Yanhua Sun, Gengbin Zheng, Chao Mei, Eric J. Bohm, Terry Jones, Laxmikant V.
Kalé, and James C. Phillips.
Optimizing fine-grained communication in a biomolecular simulation
application on Cray XK6.
In Proceedings of the 2012 ACM/IEEE Conference on
Supercomputing, pp. 1-11, Salt Lake City, Utah, 2012. IEEE press.
SUN2012-LK
Achieving good scaling for fine-grained communication intensive applications on modern
supercomputers remains challenging. In our previous work, we have shown that such an
application — NAMD — scales well on the full Jaguar XT5 without long-range interactions;
Yet, with them, the speedup falters beyond 64K cores. Although the new Gemini
interconnect on Cray XK6 has improved network performance, the challenges remain, and
are likely to remain for other such networks as well.

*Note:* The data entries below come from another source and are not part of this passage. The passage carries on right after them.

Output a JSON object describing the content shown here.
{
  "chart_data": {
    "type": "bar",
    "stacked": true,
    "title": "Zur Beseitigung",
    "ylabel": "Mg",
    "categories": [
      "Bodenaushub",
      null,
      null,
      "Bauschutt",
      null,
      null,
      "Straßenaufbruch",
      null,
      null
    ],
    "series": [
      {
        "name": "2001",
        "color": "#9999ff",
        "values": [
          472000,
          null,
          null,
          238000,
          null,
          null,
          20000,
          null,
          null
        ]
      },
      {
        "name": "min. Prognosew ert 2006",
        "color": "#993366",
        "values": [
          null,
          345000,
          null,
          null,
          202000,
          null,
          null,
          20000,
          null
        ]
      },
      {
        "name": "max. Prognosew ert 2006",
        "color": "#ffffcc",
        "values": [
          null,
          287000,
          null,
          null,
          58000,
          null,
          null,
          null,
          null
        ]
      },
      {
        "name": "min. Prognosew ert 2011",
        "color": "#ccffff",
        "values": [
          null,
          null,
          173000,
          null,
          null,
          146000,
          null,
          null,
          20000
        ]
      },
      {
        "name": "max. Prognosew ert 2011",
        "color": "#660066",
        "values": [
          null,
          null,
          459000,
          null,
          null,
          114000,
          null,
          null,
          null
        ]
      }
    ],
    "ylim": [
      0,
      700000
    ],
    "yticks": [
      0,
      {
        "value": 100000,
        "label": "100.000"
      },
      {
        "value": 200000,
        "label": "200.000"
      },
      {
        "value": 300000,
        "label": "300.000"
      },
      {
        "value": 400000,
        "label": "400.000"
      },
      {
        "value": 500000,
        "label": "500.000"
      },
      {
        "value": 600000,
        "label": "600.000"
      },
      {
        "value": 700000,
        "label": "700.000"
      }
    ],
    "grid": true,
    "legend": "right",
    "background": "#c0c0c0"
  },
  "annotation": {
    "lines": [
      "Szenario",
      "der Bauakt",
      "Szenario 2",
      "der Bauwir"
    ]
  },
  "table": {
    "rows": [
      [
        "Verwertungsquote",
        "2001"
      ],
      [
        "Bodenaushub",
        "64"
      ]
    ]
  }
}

We analyze communication
bottlenecks in NAMD and its CHARM++ runtime, using the Projections performance
analysis tool. Based on the analysis, we optimize the runtime, built on the uGNI library for
Gemini. We present several techniques to improve the fine-grained communication.
Consequently, the performance of running 92224-atom Apoa1 with GPUs on TitanDev is
improved by 36%. For 100-million-atom STMV, we improve upon the prior Jaguar XT5
result of 26 ms/step to 13 ms/step using 298,992 cores on Jaguar XK6.